We are now focusing our base-of-the-pyramid business on the forestry company Masisa, which has several hundred retail outlets around Latin America for boards and other building materials. We have taken the novel step of hiring people from poorer neighborhoods, mostly women, and making them “corporate consultants,” advising us on the types of furniture that poor people like, need and can afford. Once we develop designs, we train local carpenters in how to make the furniture by using Masisa boards.
The results have been so positive that I have pledged that 10 percent of all our corporate sales will be to the poorer segments of society by 2008. In fact, I am sure that this is the case today, but we are working on ways to measure it and prove it.

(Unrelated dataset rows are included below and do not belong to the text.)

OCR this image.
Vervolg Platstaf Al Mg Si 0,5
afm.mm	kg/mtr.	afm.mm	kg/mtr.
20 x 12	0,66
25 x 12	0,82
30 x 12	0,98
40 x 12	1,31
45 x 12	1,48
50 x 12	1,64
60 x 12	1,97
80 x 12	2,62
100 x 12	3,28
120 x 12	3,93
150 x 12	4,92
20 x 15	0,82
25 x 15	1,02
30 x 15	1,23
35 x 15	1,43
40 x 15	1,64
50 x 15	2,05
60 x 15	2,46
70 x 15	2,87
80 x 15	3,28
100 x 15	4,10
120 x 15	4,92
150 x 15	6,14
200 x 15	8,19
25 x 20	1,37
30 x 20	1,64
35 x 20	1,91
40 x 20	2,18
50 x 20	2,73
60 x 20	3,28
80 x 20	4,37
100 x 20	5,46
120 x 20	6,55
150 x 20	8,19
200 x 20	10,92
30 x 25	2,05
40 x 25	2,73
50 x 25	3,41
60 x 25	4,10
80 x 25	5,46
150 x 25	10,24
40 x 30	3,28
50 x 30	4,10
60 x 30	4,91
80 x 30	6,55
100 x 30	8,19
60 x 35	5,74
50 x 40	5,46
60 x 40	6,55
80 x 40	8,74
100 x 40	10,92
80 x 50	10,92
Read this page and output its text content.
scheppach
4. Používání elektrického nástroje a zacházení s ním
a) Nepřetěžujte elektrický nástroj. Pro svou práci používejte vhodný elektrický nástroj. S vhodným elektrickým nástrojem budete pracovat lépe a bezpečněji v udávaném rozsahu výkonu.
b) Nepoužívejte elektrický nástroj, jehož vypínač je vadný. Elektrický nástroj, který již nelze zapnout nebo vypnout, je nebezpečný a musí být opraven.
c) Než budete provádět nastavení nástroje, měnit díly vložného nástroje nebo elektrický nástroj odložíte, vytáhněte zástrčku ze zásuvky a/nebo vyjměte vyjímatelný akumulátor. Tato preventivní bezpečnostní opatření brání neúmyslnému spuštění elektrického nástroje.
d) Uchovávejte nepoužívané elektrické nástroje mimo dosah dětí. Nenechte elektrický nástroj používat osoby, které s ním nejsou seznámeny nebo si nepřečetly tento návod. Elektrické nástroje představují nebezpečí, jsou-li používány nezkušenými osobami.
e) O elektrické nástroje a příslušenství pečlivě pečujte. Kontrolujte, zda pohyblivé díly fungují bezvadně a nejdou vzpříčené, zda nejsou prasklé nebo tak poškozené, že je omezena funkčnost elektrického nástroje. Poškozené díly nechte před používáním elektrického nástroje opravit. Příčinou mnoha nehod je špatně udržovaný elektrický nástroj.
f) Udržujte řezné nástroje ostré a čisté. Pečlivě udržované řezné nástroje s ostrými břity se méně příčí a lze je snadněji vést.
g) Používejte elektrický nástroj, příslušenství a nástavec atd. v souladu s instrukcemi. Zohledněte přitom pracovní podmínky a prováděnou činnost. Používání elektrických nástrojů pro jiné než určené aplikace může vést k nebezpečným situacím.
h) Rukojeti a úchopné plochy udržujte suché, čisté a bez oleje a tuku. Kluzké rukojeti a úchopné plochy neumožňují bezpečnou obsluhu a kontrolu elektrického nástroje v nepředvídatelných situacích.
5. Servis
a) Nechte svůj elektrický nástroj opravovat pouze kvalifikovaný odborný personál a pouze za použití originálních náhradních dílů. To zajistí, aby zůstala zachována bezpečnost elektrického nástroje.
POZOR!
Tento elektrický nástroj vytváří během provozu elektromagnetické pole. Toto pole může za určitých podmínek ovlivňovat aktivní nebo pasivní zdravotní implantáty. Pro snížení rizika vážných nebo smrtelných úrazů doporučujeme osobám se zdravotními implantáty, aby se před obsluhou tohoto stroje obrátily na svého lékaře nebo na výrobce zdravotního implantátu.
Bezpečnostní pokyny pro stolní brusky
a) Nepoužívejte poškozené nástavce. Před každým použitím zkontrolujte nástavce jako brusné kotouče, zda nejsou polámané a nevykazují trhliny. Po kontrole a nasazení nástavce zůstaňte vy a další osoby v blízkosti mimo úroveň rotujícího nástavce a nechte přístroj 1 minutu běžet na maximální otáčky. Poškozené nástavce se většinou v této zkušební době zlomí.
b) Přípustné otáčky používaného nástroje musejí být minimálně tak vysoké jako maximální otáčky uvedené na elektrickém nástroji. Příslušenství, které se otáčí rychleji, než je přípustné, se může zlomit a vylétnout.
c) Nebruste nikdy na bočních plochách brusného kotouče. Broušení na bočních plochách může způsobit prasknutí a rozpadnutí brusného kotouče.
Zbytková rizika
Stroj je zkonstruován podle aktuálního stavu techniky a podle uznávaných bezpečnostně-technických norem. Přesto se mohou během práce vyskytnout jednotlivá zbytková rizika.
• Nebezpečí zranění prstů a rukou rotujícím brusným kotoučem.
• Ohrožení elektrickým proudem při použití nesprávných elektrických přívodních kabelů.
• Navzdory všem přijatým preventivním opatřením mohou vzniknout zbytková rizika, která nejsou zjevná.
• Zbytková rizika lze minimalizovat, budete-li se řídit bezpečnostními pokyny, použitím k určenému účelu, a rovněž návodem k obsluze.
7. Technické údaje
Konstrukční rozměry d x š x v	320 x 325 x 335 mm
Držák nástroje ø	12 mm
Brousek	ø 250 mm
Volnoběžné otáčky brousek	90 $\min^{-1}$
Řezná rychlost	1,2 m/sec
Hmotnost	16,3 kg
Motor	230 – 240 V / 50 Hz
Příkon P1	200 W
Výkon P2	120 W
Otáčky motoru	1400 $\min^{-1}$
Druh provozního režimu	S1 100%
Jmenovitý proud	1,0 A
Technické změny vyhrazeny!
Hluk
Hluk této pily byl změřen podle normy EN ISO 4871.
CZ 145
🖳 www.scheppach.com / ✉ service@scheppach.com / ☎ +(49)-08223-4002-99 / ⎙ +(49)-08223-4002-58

GN has greatly improved over the years, both in terms of its bottom line and in terms of its impacts upon the environment and society – impacts that we report on regularly and publically. I am now seeking new investments around the world in countries such as India and China. GrupoNueva and I are going global, but that journey took an important early route through the poor neighborhoods of Buenos Aires.
Since the beginning of time, business has been about providing customers with ever better goods and services, ever more efficiently, at ever more attractive prices. That remains true today. But I am convinced that, in the near future, the truly successful companies will be those that find ways, through their core businesses, to help society meet its key challenges, such as poverty, globalization and environmental degradation.
In fact, that may already be true today.